Other noteworthy changes include enhancements made to the encoder and the hardware support, as well as much-needed improvements to the way playlists are managed. The MP3 encoder now offers more settings in terms of encoding quality, such as encoding below 32Kbps (down to 8Kpbs). SoundJam now checks more carefully for remaining space when uploading songs to a physical MP3 player.

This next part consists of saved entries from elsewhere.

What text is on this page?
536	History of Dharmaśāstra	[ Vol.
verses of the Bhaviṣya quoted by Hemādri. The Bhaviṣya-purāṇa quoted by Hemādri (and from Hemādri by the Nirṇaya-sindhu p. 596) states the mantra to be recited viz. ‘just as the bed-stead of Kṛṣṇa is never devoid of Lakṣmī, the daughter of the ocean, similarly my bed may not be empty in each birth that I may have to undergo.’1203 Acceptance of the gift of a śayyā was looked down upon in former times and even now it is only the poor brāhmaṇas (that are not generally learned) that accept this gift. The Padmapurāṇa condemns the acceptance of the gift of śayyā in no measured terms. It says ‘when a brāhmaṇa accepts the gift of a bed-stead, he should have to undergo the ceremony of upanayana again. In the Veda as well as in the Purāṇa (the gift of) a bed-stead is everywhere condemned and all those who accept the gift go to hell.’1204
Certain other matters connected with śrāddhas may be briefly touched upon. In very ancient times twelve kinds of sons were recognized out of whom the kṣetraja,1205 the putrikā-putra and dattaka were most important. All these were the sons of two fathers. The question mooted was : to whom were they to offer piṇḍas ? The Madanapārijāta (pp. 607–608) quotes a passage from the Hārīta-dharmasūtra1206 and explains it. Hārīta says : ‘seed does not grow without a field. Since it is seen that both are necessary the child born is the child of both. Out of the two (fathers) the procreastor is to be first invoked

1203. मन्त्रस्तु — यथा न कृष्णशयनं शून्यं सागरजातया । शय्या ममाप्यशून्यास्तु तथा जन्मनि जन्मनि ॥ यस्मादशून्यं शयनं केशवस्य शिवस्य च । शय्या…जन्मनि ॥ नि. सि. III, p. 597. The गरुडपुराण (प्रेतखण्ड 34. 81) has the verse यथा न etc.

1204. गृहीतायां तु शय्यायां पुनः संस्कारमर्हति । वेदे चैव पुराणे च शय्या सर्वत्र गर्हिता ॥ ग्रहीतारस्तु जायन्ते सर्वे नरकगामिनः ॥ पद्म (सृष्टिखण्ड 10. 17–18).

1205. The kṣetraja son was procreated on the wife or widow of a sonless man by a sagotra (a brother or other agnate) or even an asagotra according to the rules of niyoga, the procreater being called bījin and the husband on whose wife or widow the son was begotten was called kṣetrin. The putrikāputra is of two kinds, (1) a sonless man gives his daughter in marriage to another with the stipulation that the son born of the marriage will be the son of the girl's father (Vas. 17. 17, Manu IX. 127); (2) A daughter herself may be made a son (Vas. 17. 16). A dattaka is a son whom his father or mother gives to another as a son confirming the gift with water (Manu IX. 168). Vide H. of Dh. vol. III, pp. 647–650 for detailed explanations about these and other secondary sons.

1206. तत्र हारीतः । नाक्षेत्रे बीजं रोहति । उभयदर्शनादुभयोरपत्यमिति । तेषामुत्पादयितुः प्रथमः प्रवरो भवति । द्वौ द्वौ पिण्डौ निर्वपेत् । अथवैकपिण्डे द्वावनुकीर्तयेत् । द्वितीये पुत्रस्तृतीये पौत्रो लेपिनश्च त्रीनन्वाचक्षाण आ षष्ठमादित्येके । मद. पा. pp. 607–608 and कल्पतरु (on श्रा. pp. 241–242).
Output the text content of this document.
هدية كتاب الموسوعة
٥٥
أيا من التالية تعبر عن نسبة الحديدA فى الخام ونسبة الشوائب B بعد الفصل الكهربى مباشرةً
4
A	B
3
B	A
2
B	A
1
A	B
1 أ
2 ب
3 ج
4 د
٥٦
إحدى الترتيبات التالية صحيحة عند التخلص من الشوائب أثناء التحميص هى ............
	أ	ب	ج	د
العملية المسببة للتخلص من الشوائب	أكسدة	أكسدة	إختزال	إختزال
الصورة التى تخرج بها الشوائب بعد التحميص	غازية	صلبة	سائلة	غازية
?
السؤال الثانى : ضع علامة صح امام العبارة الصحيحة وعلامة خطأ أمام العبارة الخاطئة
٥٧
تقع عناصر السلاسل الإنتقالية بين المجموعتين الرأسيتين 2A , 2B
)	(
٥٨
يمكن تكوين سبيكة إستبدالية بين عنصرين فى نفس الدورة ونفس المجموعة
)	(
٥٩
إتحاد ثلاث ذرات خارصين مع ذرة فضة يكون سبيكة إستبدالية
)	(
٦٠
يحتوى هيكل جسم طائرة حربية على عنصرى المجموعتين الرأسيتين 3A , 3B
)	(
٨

Finally, playlists are now more powerful and efficient. A long overdue feature that was added is the ability to drop a folder from the Finder and have it displayed in the same Finder hierarchy. Previously, SoundJam would attempt to create a new hierarchy based on album and artist information. The folder structure can get temporarily lost while you turn on the Shuffle mode, but it is restored when you turn Shuffle off. Unlike earlier versions, Shuffle can now be turned on and off individually for each playlist, not just program-wide.
Who is it For?
I don’t want to mislead you: SoundJam is a complex program. Like BBEdit, it takes time to learn. I have been using SoundJam almost daily for three months now, and I still discover new features or nuances. But, as with BBEdit, the reward for learning SoundJam is enormous. You can use SoundJam as a beginner; you just won’t use it to its full potential. The AppleScript support lets power-users enhance the program to their liking, although it’s not perfect yet.
If you just want a program for playback, SoundJam might be overkill for you (although you might like the free version). If, however, you are serious about MP3s and do a lot of encoding or organizing, SoundJam will soon become your program of choice. Its power and flexibility are unmatched, so it is a good choice for casual users and almost a must for serious MP3ers. At $39.95, it isn’t cheap, but you get what you pay for.